People with knee osteoarthritis and a complete or partial ACL tear in one knee do not report more severe symptoms in the ACL-deficient knee compared to the ACL-intact knee.
A small study of 37 patients from the Osteoarthritis Initiative (OAI) used the Western Ontario and McMaster Universities Osteoarthritis Index (WOMAC) and Knee Injury and Osteoarthritis Outcome Score (KOOS) to compare knees.
Patients had an average age of 61 years, radiographic evidence and symptoms of OA and most (94.6%) reported a history of a previous knee injury.
The study found average WOMAC scores for pain, stiffness and disability and KOOS scores for pain, overall symptoms, catching, clicking or grinding, swelling, bending and straightening were similar between knees with an ACL tear and those without.
While the index knee was more likely to exhibit symptoms of knee swelling (OR 1.91), catching (OR 2.13), clicking (OR 2.12), pain with knee straightening (OR 2.05) and functional disability (OR 1.97), none of these approached statistical significance.
However when the radiographic assessment of the knees was compared to knee symptoms, reduced knee function as indicated by WOMAC disability score was significantly associated with radiographic severity (p=0.04).
The study authors, from the Institute of Bone and Joint Research at the University of Sydney’s Kolling Institute, said loss of ACL integrity would be expected to translate to changes in both the dynamic and static loading patterns in the affected knees.
“Thus it would be expected that these changes in knee kinematics would result in worsening of knee symptoms and disability.”

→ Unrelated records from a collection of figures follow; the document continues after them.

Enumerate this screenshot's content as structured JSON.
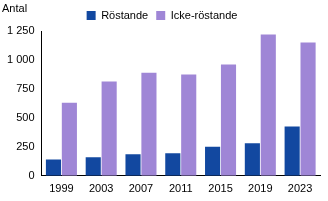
{
  "chart_data": {
    "type": "bar",
    "y_label": "Antal",
    "categories": [
      "1999",
      "2003",
      "2007",
      "2011",
      "2015",
      "2019",
      "2023"
    ],
    "series": [
      {
        "name": "Röstande",
        "color": "#1248a0",
        "values": [
          140,
          160,
          185,
          195,
          250,
          280,
          425
        ]
      },
      {
        "name": "Icke-röstande",
        "color": "#9f86d6",
        "values": [
          630,
          815,
          890,
          875,
          960,
          1220,
          1150
        ]
      }
    ],
    "ylim": [
      0,
      1250
    ],
    "yticks": [
      0,
      250,
      500,
      750,
      {
        "value": 1000,
        "label": "1 000"
      },
      {
        "value": 1250,
        "label": "1 250"
      }
    ],
    "grid": false,
    "legend": "top"
  }
}
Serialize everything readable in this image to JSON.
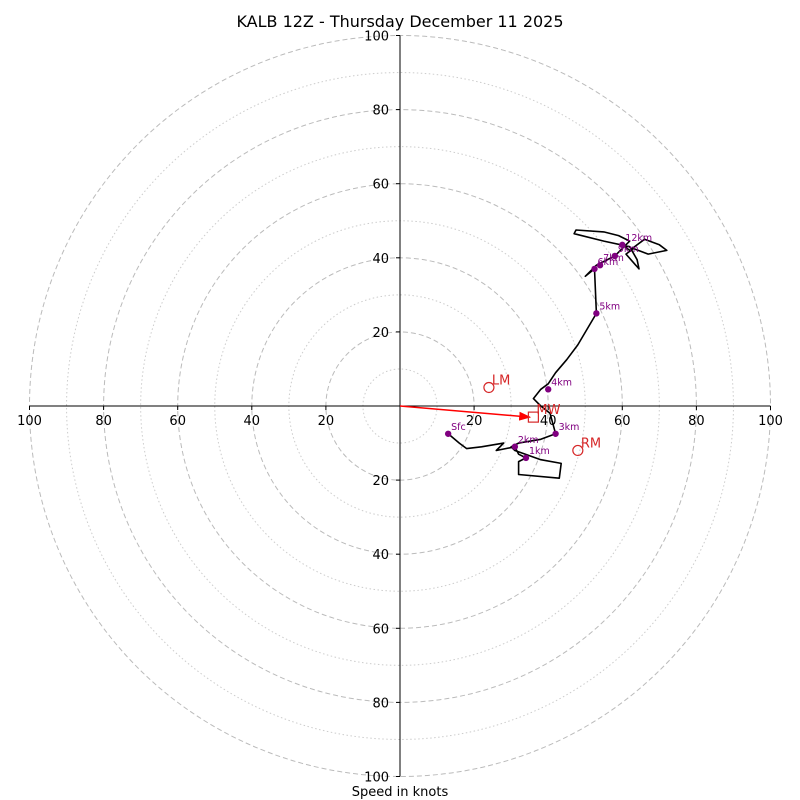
{
  "chart_data": {
    "type": "hodograph",
    "title": "KALB 12Z - Thursday December 11 2025",
    "xlabel": "Speed in knots",
    "xlim": [
      -100,
      100
    ],
    "ylim": [
      -100,
      100
    ],
    "major_rings": [
      20,
      40,
      60,
      80,
      100
    ],
    "minor_rings": [
      10,
      30,
      50,
      70,
      90
    ],
    "x_ticks": [
      {
        "value": -100,
        "label": "100"
      },
      {
        "value": -80,
        "label": "80"
      },
      {
        "value": -60,
        "label": "60"
      },
      {
        "value": -40,
        "label": "40"
      },
      {
        "value": -20,
        "label": "20"
      },
      {
        "value": 20,
        "label": "20"
      },
      {
        "value": 40,
        "label": "40"
      },
      {
        "value": 60,
        "label": "60"
      },
      {
        "value": 80,
        "label": "80"
      },
      {
        "value": 100,
        "label": "100"
      }
    ],
    "y_ticks": [
      {
        "value": 100,
        "label": "100"
      },
      {
        "value": 80,
        "label": "80"
      },
      {
        "value": 60,
        "label": "60"
      },
      {
        "value": 40,
        "label": "40"
      },
      {
        "value": 20,
        "label": "20"
      },
      {
        "value": -20,
        "label": "20"
      },
      {
        "value": -40,
        "label": "40"
      },
      {
        "value": -60,
        "label": "60"
      },
      {
        "value": -80,
        "label": "80"
      },
      {
        "value": -100,
        "label": "100"
      }
    ],
    "trace": [
      [
        13,
        -7.5
      ],
      [
        16,
        -10
      ],
      [
        18,
        -11.5
      ],
      [
        22,
        -11
      ],
      [
        28,
        -10
      ],
      [
        26,
        -12
      ],
      [
        31,
        -11
      ],
      [
        32,
        -13
      ],
      [
        34,
        -14
      ],
      [
        32,
        -15
      ],
      [
        32,
        -18.5
      ],
      [
        43,
        -19.5
      ],
      [
        43.5,
        -15.5
      ],
      [
        38,
        -14.5
      ],
      [
        31,
        -12
      ],
      [
        30,
        -11
      ],
      [
        32,
        -10
      ],
      [
        38,
        -9
      ],
      [
        42,
        -7.5
      ],
      [
        40.5,
        -2
      ],
      [
        38,
        0
      ],
      [
        36,
        2
      ],
      [
        38,
        4.5
      ],
      [
        40,
        6
      ],
      [
        42,
        9
      ],
      [
        45,
        12.5
      ],
      [
        48,
        16.5
      ],
      [
        53,
        25
      ],
      [
        52.5,
        37
      ],
      [
        50,
        35
      ],
      [
        53,
        38
      ],
      [
        55,
        39
      ],
      [
        58,
        40.5
      ],
      [
        62,
        44.5
      ],
      [
        59,
        46
      ],
      [
        55,
        47
      ],
      [
        47.5,
        47.5
      ],
      [
        47,
        46.5
      ],
      [
        55,
        44.5
      ],
      [
        62,
        43
      ],
      [
        64,
        39.5
      ],
      [
        64.5,
        37
      ],
      [
        61,
        41
      ],
      [
        63,
        42.5
      ],
      [
        67,
        41
      ],
      [
        72,
        42
      ],
      [
        70,
        43.5
      ],
      [
        66,
        45
      ],
      [
        62,
        42
      ],
      [
        60,
        43.5
      ]
    ],
    "levels": [
      {
        "label": "Sfc",
        "u": 13,
        "v": -7.5
      },
      {
        "label": "1km",
        "u": 34,
        "v": -14
      },
      {
        "label": "2km",
        "u": 31,
        "v": -11
      },
      {
        "label": "3km",
        "u": 42,
        "v": -7.5
      },
      {
        "label": "4km",
        "u": 40,
        "v": 4.5
      },
      {
        "label": "5km",
        "u": 53,
        "v": 25
      },
      {
        "label": "6km",
        "u": 52.5,
        "v": 37
      },
      {
        "label": "7km",
        "u": 54,
        "v": 38
      },
      {
        "label": "9km",
        "u": 58,
        "v": 40.5
      },
      {
        "label": "12km",
        "u": 60,
        "v": 43.5
      }
    ],
    "storm_markers": [
      {
        "label": "LM",
        "u": 24,
        "v": 5,
        "shape": "circle"
      },
      {
        "label": "RM",
        "u": 48,
        "v": -12,
        "shape": "circle"
      },
      {
        "label": "MW",
        "u": 36,
        "v": -3,
        "shape": "square"
      }
    ],
    "vector_to": {
      "u": 35,
      "v": -3
    },
    "colors": {
      "trace": "#000000",
      "level_point": "#800080",
      "storm": "#d62728",
      "vector": "#ff0000",
      "grid": "#bbbbbb",
      "axis": "#000000"
    }
  }
}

“A possible reason why there was no significant difference in symptoms between the two knees is that radiographic knee OA was present in both the control and index knees, thus individuals reported symptoms and disability in both knees even though the underlying pathology of the OA and location of the joint damage may have been different.”
“Given these altered knee kinematics secondary to a loss of ACL integrity, it is unsurprising that increasing joint-space narrowing on knee radiographs correlates positively with reduced overall knee function and difficulty with knee bending, which is likely secondary to mechanical obstruction from osteophytes on the joint margins.”
They said the relationship between structural OA pathology and knee symptoms has long been contentious.
“These findings further underline the fact that the structural radiographic correlates of OA such as joint-space narrowing, osteophyte formation, and subchondral bone sclerosis may not correlate significantly to the overall pain experience of an individual, particularly at mild to moderate radiographic disease.”
“This is an important finding as many clinicians currently rely on radiographic disease as seen on X-ray to dictate disease treatment. ”
First author Dr Victoria Johnson, a rheumatology advanced trainee at the Prince of Wales Hospital, told the limbic that as radiographs were not accurate in providing insight into which of the structural pathologies are contributing significantly to an individual’s knee pain, knee MRIs could be useful to tease out extra information for patients who might require surgical management.
“But MRI is only useful if the knee has become unstable and you want to know which structures are damaged,” she said.
“MRIs shouldn’t be ordered otherwise. You don’t need a MRI to diagnose OA and it doesnt direct care.”